James Augustus Hickey is considered as the “father of Indian press” as he started the first Indian newspaper from Calcutta, the ‘Bengal Gazette’ or the ‘Calcutta General Advertise’ in January 1780.
“The Bengal Gazette” newspaper is also sometimes known as Hickey’s Gazette. This paper attacked both Warren Hastings and Chief Justice E Impey. It criticized government policies and the Governor-General hence the paper was closed in just two years in 1782. But soon other news papers were started.
The first Indian to publish a newspaper was Gangadhar Bhattacharya who brought out the Bengal Gazette in English. In 1818 Digdarshan was started as the first Bengali weekly by Marshman from Srirampore. On December 4th 1821 Raja Ram Mohan Roy started Samvad Kaumudi and Persian weekly Mirat-ul-Akhbar in 1822
Indian Press under the British Rule
During the reign of the British Empire, there were several Acts passed as stringent curbs over the Indian Press.
Prior to the rumblings of the 1857 mutiny, the Press was fiercely involved in rallying the masses, and inevitably, the British government was increasingly becoming apprehensive about the Press’ freedom.
Through the newspapers, a nationalistic rebellion was slowly being pieced together through words and symbols.
The circulation of papers during the early period never exceeded a hundred or two hundreds. These journals usually aimed to cater to the intellectual entertainment of the Europeans and the Anglo Indians.
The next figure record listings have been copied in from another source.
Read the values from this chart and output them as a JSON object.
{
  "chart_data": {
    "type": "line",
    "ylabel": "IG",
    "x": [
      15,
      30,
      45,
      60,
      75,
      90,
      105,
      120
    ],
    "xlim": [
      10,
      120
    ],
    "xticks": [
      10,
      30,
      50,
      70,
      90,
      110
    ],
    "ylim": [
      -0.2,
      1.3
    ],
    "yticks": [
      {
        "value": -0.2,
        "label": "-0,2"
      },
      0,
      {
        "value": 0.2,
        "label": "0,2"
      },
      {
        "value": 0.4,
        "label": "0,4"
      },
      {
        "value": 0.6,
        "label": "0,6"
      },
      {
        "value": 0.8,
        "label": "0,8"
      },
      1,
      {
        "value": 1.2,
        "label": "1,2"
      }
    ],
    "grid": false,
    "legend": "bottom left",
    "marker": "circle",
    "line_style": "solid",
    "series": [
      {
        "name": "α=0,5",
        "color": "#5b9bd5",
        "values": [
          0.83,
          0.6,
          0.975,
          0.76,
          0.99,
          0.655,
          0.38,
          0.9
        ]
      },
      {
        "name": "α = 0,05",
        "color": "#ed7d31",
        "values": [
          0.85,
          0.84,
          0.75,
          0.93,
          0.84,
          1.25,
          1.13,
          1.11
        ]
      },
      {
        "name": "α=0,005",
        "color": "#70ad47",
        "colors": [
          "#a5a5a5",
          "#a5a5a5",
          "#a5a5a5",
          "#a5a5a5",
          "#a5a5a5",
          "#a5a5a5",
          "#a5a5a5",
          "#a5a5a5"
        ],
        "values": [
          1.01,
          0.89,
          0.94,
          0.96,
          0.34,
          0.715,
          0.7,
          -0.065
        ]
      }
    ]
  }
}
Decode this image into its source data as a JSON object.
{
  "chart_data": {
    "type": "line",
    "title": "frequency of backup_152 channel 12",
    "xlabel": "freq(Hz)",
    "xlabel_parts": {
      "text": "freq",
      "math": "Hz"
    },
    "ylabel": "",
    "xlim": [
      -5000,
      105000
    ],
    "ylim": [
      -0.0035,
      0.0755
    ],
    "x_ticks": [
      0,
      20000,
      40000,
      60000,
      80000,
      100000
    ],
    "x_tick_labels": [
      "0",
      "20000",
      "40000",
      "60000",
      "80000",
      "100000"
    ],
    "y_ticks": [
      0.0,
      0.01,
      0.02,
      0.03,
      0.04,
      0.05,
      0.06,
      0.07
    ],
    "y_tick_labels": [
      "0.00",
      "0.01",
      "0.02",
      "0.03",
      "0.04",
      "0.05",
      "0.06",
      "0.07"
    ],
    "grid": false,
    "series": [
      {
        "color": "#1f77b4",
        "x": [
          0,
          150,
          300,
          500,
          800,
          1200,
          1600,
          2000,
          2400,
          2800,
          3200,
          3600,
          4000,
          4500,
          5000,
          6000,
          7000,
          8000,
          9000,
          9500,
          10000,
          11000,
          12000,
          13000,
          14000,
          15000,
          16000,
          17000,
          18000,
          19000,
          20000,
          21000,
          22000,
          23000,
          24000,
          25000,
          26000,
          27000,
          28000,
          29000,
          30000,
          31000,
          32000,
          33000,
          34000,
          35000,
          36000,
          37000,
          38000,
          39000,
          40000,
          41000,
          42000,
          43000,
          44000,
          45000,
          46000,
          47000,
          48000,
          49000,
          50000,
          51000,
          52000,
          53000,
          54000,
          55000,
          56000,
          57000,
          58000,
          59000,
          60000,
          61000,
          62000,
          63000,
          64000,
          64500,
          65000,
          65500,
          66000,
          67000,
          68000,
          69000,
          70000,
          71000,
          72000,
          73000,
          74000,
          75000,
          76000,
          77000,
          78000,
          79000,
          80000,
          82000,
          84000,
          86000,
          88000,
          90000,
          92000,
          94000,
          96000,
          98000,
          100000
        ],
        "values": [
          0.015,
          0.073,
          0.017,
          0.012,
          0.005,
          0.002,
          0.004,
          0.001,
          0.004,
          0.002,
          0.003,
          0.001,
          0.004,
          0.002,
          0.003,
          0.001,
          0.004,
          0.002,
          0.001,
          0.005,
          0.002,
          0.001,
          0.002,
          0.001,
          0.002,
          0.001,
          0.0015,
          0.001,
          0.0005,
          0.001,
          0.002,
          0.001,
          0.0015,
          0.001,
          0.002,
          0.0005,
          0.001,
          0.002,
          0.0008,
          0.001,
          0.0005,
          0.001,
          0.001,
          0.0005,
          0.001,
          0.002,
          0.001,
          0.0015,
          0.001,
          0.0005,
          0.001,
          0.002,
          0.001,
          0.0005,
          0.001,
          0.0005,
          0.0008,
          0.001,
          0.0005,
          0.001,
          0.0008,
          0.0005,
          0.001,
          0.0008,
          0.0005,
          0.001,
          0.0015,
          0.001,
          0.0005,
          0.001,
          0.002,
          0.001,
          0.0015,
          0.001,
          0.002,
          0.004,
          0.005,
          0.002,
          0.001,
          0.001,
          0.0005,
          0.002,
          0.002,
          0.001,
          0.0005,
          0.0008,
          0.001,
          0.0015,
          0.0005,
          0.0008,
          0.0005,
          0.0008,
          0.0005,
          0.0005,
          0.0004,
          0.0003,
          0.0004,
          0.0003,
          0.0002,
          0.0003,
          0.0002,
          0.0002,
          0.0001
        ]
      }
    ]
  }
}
There was hardly any danger of public opinion being subverted in India.
What really worried these Company’s officers was the apprehension that these newspapers might reach London and expose their misdoings to the Home authorities. In the absence of press laws, the newspapers were at the mercy of the Company’s officials. The Government sometimes enforced pre-censorship, sometimes deported the offending editor for anti-government policies
The Censorship of the Press Act, 1799
Lord Wellesley imposed severe censorship on all newspapers. The Censorship of the Press Act, 1799, imposed almost wartime restrictions on the press. These regulations required:
- The newspaper was to clearly print in every issue the name of the printer, the editor and the proprietor.
- The publisher was to submit all material for pre-censorship to the Secretary to the Government.
- The breach of these rules was punishable with immediate deportation.
In 1807 the Censorship Act was extended to cover journals, pamphlets and even books. The relaxation of press restrictions came under Lord Hastings.
Licensing regulation Act, 1823
Adams’s brief administration of seven months was marked by great energy, but it is remembered only by his illiberal proceedings against the press, and his vindictive persecution of Mr. Buckingham, who had come out to Calcutta in 1818, and established the “Calcutta Journal.” It was the ablest newspaper which had ever appeared in India, and gave a higher tone and a deeper interest to journalism.
The editor, availing himself of the liberty granted to the press by Lord Hastings, commented on public measures with great boldness, and sometimes with a degree of severity which was considered dangerous.
But the great offence of the Journal consisted in the freedom of its remarks on some of the leading members of Government. They had been nursed in the lap of despotism, and their feelings of official complacency were rudely disturbed by the sarcasms inflicted on them.